Dicha situación fue expuesta por Brito durante su cuenta pública, realizada en el Palacio de Los Tribunales, en pleno centro de Santiago. Actividad que contó con la presencia del Presidente Sebastián Piñera, así como de las principales autoridades político, judicial y civil del país.

“Casos como el fallo del Tribunal Constitucional, que declaró inaplicable las normas del Código del Trabajo sobre tutela laboral en un proceso en que se pretendía unificar jurisprudencia en favor de una funcionaria municipal y la contienda de competencia trabada entre la Corte Suprema y la Contraloría General de la República, reflejan la existencia de áreas cuyos límites requieren análisis y observación crítica que conduzcan a superar un estado de tensión que, de ser exacerbado, puede afectar la estabilidad y seguridad jurídica”, dijo Brito.

Agregó que “se trata de decisiones en las que se juegan las características más propias de la juridicidad institucional; por lo mismo, de la mayor importancia para las estructuras de este orden”. Afirmando que estos sucesos “que han tensionado el actual diseño organizacional y normativo, lo que puede dificultar el ejercicio de potestades esenciales del Estado. Ello evidencia la necesidad de observar rigurosamente los límites insalvables de las distintas competencias”.

Acusación constitucional contra jueces

El presidente del máximo tribunal del país también abordó la acusación en contra jueces de dicha corte por parte de algunos diputados, hecho ocurrido en septiembre de 2018.

“Tal como lo señalamos en su oportunidad, la existencia de esta herramienta constitucional es parte del control recíproco de pesos y contrapesos de un Estado de Derecho Democrático y, por ello, obliga a un ejercicio responsable y cuidadoso, pues de no emplearse así, este mecanismo de excepción corre el riesgo de convertirse en un instrumento ilegítimo para revisar el contenido de resoluciones judiciales, lo que pone en tela de juicio el Estado de Derecho, pues de ese modo se resiente por completo el sistema de protección de los derechos humanos, que se construye a partir del ejercicio de la jurisdicción por un Poder Judicial independiente, autónomo e imparcial”.

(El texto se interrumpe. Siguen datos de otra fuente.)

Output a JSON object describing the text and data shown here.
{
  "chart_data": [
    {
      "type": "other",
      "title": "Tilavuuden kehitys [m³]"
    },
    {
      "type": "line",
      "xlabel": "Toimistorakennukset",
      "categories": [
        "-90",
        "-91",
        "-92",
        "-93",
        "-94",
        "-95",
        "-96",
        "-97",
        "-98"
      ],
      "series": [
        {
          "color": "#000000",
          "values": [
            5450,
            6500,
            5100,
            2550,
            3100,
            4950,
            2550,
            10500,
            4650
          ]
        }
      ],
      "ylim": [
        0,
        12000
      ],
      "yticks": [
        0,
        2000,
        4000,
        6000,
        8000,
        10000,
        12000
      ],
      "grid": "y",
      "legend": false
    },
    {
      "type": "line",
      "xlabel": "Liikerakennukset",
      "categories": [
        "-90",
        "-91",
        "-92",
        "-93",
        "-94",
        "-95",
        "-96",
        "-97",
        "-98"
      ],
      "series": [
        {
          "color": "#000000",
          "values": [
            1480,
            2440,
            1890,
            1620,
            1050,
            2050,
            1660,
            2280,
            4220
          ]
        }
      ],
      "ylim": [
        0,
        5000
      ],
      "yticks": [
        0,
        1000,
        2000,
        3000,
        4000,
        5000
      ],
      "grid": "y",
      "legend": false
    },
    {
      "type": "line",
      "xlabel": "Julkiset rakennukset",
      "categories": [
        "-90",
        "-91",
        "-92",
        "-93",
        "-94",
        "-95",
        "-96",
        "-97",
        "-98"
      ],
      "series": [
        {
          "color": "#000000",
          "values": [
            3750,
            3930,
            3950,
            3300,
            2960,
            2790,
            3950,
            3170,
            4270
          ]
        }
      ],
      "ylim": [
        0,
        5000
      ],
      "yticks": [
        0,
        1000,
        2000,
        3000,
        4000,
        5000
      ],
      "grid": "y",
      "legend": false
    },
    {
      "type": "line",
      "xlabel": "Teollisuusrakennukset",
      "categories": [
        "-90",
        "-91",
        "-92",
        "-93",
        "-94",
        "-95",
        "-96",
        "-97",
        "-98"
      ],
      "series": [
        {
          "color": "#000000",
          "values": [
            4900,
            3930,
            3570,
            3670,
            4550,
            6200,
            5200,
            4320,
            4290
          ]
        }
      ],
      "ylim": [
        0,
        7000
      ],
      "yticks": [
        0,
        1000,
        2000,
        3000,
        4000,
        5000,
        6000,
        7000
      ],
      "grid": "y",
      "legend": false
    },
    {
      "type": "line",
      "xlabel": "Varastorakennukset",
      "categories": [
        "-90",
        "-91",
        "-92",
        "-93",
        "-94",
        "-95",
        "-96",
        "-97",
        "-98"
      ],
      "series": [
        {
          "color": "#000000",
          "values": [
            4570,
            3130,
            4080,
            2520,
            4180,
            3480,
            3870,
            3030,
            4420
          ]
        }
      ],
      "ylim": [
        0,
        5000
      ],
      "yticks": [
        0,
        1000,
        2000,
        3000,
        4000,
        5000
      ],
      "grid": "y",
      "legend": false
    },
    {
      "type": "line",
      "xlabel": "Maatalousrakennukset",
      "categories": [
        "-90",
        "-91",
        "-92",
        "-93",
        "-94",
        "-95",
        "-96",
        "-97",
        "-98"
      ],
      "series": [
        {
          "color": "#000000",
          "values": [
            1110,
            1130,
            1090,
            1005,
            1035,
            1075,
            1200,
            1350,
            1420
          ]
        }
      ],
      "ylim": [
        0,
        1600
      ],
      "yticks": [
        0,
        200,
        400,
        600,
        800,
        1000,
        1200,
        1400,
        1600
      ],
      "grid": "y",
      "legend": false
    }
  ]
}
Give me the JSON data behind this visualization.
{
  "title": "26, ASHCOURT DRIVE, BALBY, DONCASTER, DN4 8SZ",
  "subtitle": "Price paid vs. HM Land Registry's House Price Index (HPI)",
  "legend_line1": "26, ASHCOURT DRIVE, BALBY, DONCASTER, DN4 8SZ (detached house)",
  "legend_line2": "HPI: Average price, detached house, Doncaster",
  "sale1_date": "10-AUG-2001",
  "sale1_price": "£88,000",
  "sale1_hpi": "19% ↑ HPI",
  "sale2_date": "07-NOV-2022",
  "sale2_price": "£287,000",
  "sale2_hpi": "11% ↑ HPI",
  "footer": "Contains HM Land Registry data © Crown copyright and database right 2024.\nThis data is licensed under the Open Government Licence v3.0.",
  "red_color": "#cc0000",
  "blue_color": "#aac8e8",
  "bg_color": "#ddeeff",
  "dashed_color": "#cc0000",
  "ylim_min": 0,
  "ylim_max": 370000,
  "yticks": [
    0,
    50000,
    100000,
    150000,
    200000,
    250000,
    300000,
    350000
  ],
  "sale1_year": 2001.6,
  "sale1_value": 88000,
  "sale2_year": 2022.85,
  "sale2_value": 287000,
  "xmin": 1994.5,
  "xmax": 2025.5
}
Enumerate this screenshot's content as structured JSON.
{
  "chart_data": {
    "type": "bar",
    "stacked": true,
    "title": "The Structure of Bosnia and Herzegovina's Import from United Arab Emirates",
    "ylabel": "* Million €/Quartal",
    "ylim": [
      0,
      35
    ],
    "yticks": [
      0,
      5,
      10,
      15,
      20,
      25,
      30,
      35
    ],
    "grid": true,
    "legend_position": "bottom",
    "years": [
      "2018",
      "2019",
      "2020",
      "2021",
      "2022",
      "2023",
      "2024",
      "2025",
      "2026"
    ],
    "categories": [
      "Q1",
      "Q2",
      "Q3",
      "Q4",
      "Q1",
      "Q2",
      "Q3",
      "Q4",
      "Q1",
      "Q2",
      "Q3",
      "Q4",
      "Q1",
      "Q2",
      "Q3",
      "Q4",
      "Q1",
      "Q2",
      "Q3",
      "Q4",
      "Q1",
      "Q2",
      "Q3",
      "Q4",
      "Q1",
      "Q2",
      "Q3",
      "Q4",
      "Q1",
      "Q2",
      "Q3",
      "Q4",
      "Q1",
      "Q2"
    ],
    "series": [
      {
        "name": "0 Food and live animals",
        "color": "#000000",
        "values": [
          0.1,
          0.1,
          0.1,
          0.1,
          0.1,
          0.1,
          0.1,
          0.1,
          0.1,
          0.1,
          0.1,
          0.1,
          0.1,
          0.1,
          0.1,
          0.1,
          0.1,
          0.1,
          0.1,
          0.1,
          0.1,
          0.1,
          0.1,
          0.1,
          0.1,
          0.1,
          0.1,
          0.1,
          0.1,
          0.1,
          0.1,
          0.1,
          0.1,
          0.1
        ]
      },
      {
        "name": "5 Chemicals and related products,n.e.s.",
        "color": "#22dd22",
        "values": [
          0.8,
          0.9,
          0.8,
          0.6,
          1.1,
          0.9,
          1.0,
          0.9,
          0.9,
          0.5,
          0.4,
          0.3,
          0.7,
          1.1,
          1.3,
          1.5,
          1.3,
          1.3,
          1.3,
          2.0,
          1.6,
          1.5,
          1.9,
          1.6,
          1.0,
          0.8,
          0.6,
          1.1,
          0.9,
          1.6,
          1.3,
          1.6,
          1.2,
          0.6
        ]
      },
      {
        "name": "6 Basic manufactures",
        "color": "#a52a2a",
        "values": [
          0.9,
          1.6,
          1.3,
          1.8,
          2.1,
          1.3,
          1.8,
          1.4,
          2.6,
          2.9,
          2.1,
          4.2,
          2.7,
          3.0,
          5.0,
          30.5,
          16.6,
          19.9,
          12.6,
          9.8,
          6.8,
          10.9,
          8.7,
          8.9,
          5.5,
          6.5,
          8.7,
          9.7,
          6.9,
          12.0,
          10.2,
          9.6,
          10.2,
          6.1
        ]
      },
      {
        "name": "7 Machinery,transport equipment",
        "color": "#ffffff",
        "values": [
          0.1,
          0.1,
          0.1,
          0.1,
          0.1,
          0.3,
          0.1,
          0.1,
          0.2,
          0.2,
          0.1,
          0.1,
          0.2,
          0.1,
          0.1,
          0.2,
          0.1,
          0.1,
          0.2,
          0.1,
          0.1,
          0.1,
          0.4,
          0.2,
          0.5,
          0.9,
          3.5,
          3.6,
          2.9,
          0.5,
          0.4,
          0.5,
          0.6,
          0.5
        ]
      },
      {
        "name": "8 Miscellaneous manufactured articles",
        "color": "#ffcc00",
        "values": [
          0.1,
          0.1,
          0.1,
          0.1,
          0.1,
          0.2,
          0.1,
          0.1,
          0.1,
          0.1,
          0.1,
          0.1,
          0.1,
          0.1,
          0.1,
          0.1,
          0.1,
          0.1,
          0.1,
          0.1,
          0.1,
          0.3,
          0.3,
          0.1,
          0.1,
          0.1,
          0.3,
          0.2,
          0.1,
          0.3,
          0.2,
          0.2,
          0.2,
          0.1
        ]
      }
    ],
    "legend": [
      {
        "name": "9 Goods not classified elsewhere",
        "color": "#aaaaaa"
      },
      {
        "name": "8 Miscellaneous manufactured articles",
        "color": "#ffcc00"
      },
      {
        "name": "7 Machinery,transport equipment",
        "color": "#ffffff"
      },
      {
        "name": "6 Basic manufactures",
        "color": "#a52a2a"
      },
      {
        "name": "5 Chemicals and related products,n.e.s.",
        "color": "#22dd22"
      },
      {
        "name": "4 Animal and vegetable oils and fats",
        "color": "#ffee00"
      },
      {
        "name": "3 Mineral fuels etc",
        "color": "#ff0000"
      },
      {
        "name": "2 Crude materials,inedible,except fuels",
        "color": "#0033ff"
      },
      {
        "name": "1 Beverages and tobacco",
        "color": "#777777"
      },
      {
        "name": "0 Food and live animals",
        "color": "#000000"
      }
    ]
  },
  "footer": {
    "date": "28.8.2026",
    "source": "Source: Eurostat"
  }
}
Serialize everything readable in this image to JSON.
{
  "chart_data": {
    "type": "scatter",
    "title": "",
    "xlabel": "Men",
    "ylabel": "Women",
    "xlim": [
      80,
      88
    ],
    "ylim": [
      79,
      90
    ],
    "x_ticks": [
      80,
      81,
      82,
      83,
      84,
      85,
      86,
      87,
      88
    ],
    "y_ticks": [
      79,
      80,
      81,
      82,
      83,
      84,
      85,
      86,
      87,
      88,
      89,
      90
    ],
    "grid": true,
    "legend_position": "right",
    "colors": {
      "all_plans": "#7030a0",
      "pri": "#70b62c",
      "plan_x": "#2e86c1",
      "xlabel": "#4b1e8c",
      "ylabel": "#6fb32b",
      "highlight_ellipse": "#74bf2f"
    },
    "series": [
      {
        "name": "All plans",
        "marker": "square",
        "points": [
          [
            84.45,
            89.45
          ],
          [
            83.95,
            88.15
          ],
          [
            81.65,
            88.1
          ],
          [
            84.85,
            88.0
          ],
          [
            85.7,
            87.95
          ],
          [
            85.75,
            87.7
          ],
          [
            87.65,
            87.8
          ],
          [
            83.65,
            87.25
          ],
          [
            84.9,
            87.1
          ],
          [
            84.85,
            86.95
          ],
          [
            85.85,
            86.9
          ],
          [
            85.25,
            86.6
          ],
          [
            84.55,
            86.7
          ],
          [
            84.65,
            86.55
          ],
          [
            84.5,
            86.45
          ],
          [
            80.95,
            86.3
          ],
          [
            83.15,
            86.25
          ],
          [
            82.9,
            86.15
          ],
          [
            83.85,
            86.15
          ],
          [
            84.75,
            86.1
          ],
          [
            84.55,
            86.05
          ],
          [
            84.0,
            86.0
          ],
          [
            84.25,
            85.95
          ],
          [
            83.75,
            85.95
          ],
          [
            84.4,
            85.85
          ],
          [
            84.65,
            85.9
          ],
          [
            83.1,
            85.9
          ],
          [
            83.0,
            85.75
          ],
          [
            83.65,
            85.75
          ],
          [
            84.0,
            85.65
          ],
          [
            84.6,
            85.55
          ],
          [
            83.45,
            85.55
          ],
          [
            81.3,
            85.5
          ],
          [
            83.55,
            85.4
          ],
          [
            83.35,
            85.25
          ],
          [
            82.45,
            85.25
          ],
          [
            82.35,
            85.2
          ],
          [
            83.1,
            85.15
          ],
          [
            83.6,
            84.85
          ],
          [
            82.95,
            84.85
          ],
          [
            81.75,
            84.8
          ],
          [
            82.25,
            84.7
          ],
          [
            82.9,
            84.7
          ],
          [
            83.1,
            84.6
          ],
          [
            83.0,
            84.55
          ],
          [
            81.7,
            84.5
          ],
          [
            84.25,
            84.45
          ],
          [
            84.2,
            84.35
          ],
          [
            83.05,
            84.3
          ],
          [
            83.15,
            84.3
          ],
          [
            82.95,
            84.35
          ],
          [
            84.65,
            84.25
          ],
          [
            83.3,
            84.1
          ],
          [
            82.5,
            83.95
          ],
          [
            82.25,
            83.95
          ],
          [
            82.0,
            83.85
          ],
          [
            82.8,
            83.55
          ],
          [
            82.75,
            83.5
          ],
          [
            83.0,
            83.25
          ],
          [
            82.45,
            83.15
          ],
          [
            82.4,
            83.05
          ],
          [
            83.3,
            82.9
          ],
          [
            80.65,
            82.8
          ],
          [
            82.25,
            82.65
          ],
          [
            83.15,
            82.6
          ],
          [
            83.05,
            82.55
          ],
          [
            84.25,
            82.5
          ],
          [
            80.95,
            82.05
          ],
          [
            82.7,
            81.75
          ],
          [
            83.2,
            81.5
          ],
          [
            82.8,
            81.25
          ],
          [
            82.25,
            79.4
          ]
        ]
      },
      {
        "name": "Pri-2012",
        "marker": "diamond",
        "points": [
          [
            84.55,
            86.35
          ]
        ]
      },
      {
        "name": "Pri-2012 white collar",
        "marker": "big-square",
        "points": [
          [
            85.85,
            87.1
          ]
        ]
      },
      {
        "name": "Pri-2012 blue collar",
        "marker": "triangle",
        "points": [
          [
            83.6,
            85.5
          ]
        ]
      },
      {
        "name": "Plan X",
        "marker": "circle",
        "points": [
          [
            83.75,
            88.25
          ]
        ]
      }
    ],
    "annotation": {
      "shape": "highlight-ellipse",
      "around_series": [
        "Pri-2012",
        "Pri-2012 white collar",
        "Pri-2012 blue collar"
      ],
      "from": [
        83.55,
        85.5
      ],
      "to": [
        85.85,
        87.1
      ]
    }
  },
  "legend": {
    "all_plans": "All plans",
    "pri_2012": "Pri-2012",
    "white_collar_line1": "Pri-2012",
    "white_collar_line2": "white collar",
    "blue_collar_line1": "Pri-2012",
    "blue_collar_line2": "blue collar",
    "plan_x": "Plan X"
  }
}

Sostuvo, además, que “esta Corte está consciente de las graves dificultades que surgen para avanzar en justicia penal y reparación civil, sobre todo en el esclarecimiento de delitos de lesa humanidad. Estas dificultades han generado tardanza, toda vez que existen numerosos procesos inconclusos. Pero también estamos conscientes de los avances que evidencian las estadísticas, sobre todo por el número de procesos terminados en todos sus grados jurisdiccionales”.